The Dutch explorer Abel Tasman is credited as the first recorded European to document New Zealand in 1642. In 1769 the British explorer James Cook landed on the east coast of the North Island and with remarkable accuracy charted New Zealand. By 1779, the British East India Company had extended their charter to include New Zealand. Following the settlement of Australia, whalers, sealers and explorers began to use New Zealand as a base. In 1792 the first permanent sealing gang lived in Dusky Sound, and by 1800 whalers and sealers (British/Australian and American) were followed by missionaries and traders.
By 1838 Maori were seeking a form of protection from the waves of American and European sailors. In 1840 the Treaty of Waitangi was signed by a number of Maori Chiefs, giving the British monarchy sovereignty over parts of New Zealand. Maori chiefs were told that if they signed the treaty with the queen they would always be able to keep their land. The Maori chiefs thought this was a good treaty because they would be able to keep their land and could live according to their own customs. The Maori also thought that it would be good to have the protection of the British queen from the many lawless traders, sailors, and runaway convicts from the prison colonies in Australia. The promises made to the Maori were soon broken, as ships full of settlers arrived.
In 1845, Hone Heke, a Maori chief, headed an uprising on the North Island. The uprising marked the start of the New Zealand Wars (sometimes called the Land Wars or the Maori Wars). The newly appointed governor, Sir George Grey, defeated Hone Heke in 1846. But racial tensions continued as Maoris still refused to sell their land to pakehas (white people). In 1858, to symbolize their unity, several Maori tribes joined to choose Chief Te Wherowhero as their king. War broke out again in 1860 and spread through much of the North Island. The fighting continued off and on until 1872, when the Maori leader Te Kooti was forced to retreat. He withdrew to a remote area of the island, where the British troops decided not to pursue him.

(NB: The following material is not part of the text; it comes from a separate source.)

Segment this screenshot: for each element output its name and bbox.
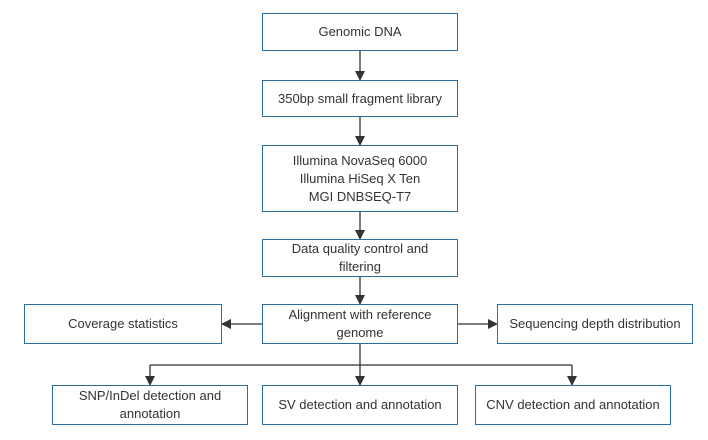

This was a bad time for the Maori people. They had no resistance against the diseases brought by the British. Weakened by war and disease the Maori population was becoming smaller and smaller. Around 1896 it reached a low point, some estimates say just under 40,000, but these figures may have been exaggerated. However in the twentieth century the birth rate began to climb and today there are over 500,000 Maori in New Zealand.